9.3           Obligations Upon Termination.  In the event of termination in accordance with this Article IX, Company shall pay Consultant through the last day worked or as otherwise agreed, and thereafter neither Company nor Consultant shall have any further obligation to the other, except as otherwise provided herein.  However, in the case of termination by Company on the basis of Consultant's breach of this Agreement, Company's obligation upon termination shall be solely to pay Consultant for Work done prior to the date of termination which in the sole opinion of Company was satisfactory and in accordance with the terms of this Agreement.  Company shall also have such remedies for breach as may be provided by law or equity.

 
 

 

ARTICLE X
NOTICE

10.1           All formal notices ("Notices") shall be addressed as set forth in the Preamble hereto.  All Notices shall be given by (1) personal delivery or by electronic communication with a confirmation copy sent by mail, return receipt requested or (2) by registered or certified mail, return receipt requested.  All Notices shall be effective and shall be deemed delivered (i) if by personal delivery on the date of delivery, (ii) if by electronic communication on the next business day following transmittal, and (iii) if solely by mail on the date of actual receipt.  Company or Consultant may change its address for notice from time to time by so notifying the other in accordance with this Article.

ARTICLE XI
ACCESS

11.1           Access to Property.  The Company agrees to permit Consultant, its employees or agents, reasonable access to the Company's property for the purpose of performing work assigned by the Company's authorized representative.

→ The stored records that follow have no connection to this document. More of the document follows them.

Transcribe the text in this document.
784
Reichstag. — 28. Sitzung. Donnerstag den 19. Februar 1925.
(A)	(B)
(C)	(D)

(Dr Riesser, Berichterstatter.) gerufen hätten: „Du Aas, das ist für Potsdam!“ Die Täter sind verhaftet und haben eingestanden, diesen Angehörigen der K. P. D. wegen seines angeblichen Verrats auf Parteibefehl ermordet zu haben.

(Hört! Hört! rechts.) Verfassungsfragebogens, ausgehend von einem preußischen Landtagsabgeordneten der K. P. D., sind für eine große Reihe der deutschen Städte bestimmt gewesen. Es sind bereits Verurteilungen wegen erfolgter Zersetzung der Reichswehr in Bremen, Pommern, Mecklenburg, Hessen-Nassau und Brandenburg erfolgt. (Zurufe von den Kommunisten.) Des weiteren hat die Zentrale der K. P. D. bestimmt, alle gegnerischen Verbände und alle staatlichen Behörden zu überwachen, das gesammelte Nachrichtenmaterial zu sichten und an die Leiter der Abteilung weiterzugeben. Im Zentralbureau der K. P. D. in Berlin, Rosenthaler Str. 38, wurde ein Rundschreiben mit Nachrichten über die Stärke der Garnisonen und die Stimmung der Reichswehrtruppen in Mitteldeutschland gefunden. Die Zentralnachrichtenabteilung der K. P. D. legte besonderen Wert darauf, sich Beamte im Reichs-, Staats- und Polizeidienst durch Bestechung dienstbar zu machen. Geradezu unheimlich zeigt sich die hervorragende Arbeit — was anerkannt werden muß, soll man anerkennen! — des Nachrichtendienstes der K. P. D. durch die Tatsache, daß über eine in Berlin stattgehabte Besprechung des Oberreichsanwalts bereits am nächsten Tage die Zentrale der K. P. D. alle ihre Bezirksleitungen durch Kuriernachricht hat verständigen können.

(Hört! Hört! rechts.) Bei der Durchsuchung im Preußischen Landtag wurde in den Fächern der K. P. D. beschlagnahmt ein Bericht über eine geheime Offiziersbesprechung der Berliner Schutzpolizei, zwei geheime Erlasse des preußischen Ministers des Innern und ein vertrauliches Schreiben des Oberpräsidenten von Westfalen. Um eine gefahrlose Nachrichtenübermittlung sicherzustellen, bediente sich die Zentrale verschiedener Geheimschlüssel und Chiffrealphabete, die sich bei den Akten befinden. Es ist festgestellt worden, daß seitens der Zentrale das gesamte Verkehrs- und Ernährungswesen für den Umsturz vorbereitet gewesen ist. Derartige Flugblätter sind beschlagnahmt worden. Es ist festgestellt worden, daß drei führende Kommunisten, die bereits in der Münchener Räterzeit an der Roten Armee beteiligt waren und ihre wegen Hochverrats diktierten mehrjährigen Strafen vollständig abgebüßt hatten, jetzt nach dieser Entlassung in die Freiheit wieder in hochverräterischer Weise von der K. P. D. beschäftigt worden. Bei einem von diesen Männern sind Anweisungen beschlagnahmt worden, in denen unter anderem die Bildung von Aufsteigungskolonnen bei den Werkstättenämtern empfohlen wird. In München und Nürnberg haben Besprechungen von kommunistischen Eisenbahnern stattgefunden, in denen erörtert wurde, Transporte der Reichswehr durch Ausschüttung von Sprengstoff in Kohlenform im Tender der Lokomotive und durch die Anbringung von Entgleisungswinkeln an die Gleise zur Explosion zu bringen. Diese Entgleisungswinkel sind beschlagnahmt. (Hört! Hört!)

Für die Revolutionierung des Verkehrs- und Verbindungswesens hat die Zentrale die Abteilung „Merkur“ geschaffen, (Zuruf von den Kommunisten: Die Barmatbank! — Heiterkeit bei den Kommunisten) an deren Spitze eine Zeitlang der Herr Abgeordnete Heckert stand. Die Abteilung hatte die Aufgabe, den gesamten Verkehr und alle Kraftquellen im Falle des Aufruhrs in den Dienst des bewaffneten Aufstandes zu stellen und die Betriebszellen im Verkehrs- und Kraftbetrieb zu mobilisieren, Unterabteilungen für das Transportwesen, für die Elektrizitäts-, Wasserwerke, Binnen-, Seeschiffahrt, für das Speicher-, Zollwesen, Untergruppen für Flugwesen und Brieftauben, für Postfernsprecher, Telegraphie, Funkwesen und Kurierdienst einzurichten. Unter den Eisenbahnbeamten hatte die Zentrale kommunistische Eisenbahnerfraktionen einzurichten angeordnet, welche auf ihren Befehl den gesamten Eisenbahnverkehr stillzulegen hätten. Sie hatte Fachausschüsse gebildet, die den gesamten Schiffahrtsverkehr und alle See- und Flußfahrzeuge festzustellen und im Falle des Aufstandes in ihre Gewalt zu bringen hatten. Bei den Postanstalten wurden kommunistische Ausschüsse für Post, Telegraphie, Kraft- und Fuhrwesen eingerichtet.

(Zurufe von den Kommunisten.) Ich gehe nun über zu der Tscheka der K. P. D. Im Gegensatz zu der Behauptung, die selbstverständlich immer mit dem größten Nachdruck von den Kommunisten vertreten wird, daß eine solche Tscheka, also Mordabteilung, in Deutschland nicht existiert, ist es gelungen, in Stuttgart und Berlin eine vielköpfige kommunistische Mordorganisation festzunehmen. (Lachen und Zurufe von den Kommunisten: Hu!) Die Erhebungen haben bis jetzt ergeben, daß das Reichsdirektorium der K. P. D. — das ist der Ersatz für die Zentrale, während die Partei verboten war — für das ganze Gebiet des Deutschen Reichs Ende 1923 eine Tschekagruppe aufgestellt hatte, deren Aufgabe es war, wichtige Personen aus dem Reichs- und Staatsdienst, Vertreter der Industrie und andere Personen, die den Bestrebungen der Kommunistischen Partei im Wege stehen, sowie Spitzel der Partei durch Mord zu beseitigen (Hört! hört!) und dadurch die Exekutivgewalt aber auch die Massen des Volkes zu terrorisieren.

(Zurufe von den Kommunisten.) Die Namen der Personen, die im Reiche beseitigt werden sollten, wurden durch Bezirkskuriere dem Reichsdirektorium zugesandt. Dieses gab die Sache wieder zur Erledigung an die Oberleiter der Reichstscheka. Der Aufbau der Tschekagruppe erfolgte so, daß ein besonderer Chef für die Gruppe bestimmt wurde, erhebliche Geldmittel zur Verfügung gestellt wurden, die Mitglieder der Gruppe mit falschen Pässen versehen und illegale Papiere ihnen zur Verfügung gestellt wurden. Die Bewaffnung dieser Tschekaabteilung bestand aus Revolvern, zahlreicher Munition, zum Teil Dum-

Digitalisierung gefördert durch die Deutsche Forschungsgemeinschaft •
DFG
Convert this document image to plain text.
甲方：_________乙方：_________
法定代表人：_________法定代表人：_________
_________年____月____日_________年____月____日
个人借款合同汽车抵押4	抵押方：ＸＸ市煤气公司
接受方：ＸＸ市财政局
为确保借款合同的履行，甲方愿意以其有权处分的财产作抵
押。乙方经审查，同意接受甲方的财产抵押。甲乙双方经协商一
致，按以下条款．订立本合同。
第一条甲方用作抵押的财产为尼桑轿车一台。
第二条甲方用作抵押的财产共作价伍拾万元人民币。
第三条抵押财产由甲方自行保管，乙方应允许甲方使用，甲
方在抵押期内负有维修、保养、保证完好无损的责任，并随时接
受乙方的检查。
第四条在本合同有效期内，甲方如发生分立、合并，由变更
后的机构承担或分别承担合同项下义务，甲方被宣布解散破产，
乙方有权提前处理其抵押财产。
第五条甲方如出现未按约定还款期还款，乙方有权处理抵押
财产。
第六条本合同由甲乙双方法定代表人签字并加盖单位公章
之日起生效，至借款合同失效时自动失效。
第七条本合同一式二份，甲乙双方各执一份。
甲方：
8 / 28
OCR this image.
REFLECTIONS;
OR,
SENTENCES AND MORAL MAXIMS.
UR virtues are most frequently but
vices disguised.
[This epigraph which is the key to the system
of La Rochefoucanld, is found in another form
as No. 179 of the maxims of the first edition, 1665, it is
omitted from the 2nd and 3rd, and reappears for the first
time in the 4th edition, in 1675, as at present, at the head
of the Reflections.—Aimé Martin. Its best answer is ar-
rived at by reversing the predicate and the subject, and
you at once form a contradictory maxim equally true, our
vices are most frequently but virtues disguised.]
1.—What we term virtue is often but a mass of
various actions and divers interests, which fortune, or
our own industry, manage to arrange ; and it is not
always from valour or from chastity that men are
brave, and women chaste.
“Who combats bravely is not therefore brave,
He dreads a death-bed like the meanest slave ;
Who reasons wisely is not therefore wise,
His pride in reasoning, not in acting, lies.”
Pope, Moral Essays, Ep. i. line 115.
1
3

11.2           Access to Information.  The Company further agrees to permit Consultant, its employees or agents, reasonable access to necessary information, strictly at the sole discretion and judgment of the Company's authorized representative.

ARTICLE XII
INSPECTION

12.1           Inspection of Work.  Consultant shall permit the authorized representative of the Company to inspect the assignment(s), or any part thereof, as the same progresses and to perform the work in strict compliance with this Agreement and pursuant to designations submitted to Consultant by the Company.

12.2           Record Keeping.  Consultant shall maintain accurate and complete records in connection with the performance of the assignment(s) hereunder in dated order by occurrence, which the Company may utilize in any reasonable manner.

ARTICLE XIII
SOLE AGREEMENT AND MODIFICATION

13.1           This Agreement contains and sets forth the entire agreement between Company and Consultant with respect to the subject matter hereof, all previous agreements between them with respect to the subject matter hereof being expressly superseded and replaced hereby.  Except as provided in Article IV, no modification,

 
 

 

alteration, or extension of this Agreement shall be effective unless in writing executed by the Parties subsequent to the date of this Agreement.

ARTICLE XIV
CONTROLLING LAW

14.1           This Agreement shall be governed by and interpreted in accordance with the laws of the State of Colorado except those addressing conflicts of law.

ARTICLE XV
MEDIATION/ARBITRATION

15.1           Mediation/Arbitration of Disputes.  Any controversy or claim arising out of or relating to this Agreement (including, without limitation, the breach thereof) shall be settled by:

 
(a)   Mediation.  Before resolution of the matter by arbitration, the matter will be mediated with any such mediation being held in Denver, Colorado before one mediator experienced in executive compensation. The mediation shall be administered by JAMS pursuant to the rules and procedures of JAMS.
 
(b)   Arbitration.  If mediation is unsuccessful, the matter shall be settled by final, binding and non-appealable arbitration in Denver, Colorado by a single arbitrator in accordance with the rules of JAMS then in effect for employment related disputes.  The arbitrator shall, to the extent possible, be experienced in the resolution of disputes of the type arising hereunder and shall be selected by mutual agreement of the parties.  Any award entered by the arbitrator shall be final, binding and nonappealable and judgment may be entered thereon by either party in accordance with applicable law in any court of competent jurisdiction.  This arbitration provision shall be specifically enforceable.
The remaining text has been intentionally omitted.